Create a picture box with round corners. How do you do it? It's driving me mad, I'm sure I've done it before.

TIA


----------



## stv1701 (Nov 17, 2004)

Finally found it myself! Object > Corner Effects

Hidden away, or what!


----------



## mdnky (Nov 18, 2004)

In previous versions it used to be nicely contained in a contextual menu (opposite click of mouse).  Hate having to run through the menus in CS to do it now.


----------



## Natobasso (Nov 18, 2004)

It is really silly!

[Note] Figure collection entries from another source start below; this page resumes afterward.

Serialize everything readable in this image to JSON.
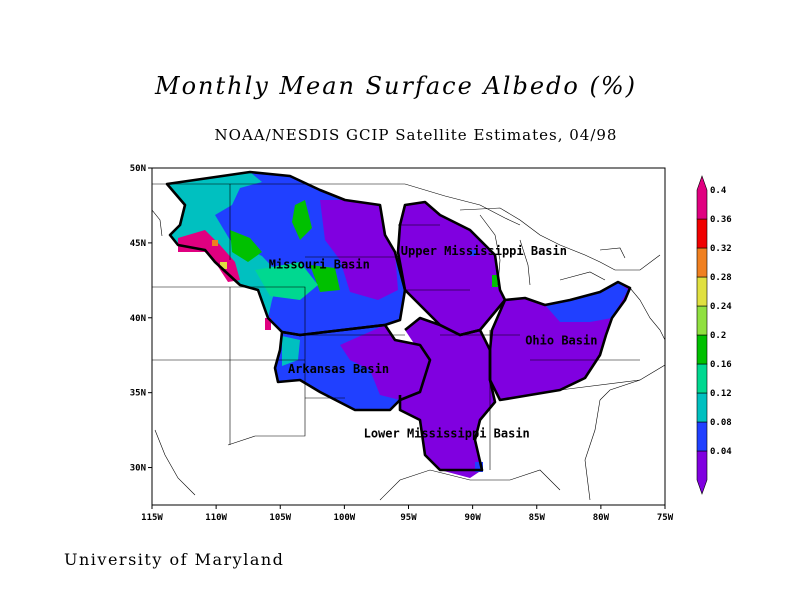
{
  "title": "Monthly Mean Surface Albedo (%)",
  "subtitle": "NOAA/NESDIS GCIP Satellite Estimates, 04/98",
  "footer": "University of Maryland",
  "map": {
    "lon_range": [
      -115,
      -75
    ],
    "lat_range": [
      27.5,
      50
    ],
    "lon_ticks": [
      "115W",
      "110W",
      "105W",
      "100W",
      "95W",
      "90W",
      "85W",
      "80W",
      "75W"
    ],
    "lat_ticks": [
      "30N",
      "35N",
      "40N",
      "45N",
      "50N"
    ],
    "basins": [
      {
        "name": "Missouri Basin",
        "lon": -105.9,
        "lat": 43.3
      },
      {
        "name": "Upper Mississippi Basin",
        "lon": -95.6,
        "lat": 44.2
      },
      {
        "name": "Ohio Basin",
        "lon": -85.9,
        "lat": 38.2
      },
      {
        "name": "Arkansas Basin",
        "lon": -104.4,
        "lat": 36.3
      },
      {
        "name": "Lower Mississippi Basin",
        "lon": -98.5,
        "lat": 32.0
      }
    ]
  },
  "colorbar": {
    "labels": [
      "0.04",
      "0.08",
      "0.12",
      "0.16",
      "0.2",
      "0.24",
      "0.28",
      "0.32",
      "0.36",
      "0.4"
    ],
    "colors": {
      "violet": "#8000e0",
      "blue": "#2040ff",
      "cyan": "#00c0c0",
      "teal": "#00d890",
      "green": "#00c000",
      "yellow_green": "#90e040",
      "yellow": "#e0e040",
      "orange": "#f08020",
      "red": "#f00000",
      "magenta": "#e00080"
    }
  }
}
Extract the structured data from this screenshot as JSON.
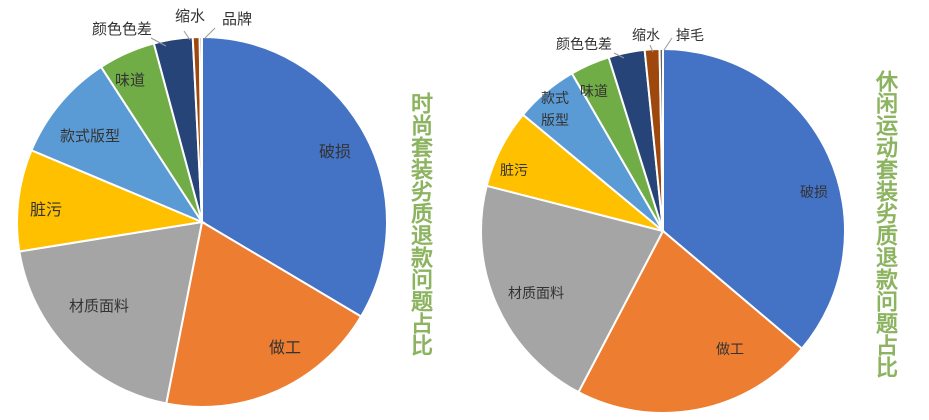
{
  "chart_data": [
    {
      "type": "pie",
      "title": "时尚套装劣质退款问题占比",
      "start_angle_deg": 0,
      "direction": "clockwise",
      "categories": [
        "破损",
        "做工",
        "材质面料",
        "脏污",
        "款式版型",
        "味道",
        "颜色色差",
        "缩水",
        "品牌"
      ],
      "values": [
        33.6,
        19.6,
        19.4,
        8.9,
        9.5,
        5.0,
        3.4,
        0.6,
        0.2
      ],
      "colors": [
        "#4472c4",
        "#ed7d31",
        "#a5a5a5",
        "#ffc000",
        "#5b9bd5",
        "#70ad47",
        "#264478",
        "#9e480e",
        "#636363"
      ]
    },
    {
      "type": "pie",
      "title": "休闲运动套装劣质退款问题占比",
      "start_angle_deg": 0,
      "direction": "clockwise",
      "categories": [
        "破损",
        "做工",
        "材质面料",
        "脏污",
        "款式版型",
        "味道",
        "颜色色差",
        "缩水",
        "掉毛"
      ],
      "values": [
        36.0,
        21.4,
        21.2,
        7.0,
        5.6,
        3.5,
        3.2,
        1.3,
        0.3
      ],
      "colors": [
        "#4472c4",
        "#ed7d31",
        "#a5a5a5",
        "#ffc000",
        "#5b9bd5",
        "#70ad47",
        "#264478",
        "#9e480e",
        "#636363"
      ]
    }
  ]
}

Why don't they have a rounded box tool in the toolbar?!!


----------



## ex0dus (Nov 19, 2004)

Isn't this what the rounded rectangle tool is for aswell?


----------



## mdnky (Nov 19, 2004)

It's a normal box with an effect applied.  You can choose rounded, bevel, fancy, etc. as well as the size of the effect.  I just think it's nuts that they've buried it in the menubar instead of leaving it in the contextual menu...after all they left Feather and Drop Shadow in the contextual menu...


----------



## stv1701 (Nov 20, 2004)

ex0dus said:
			
		

> Isn't this what the rounded rectangle tool is for aswell?



As far as I know no such tool exists. Unlike Illustrator and Photoshop.


----------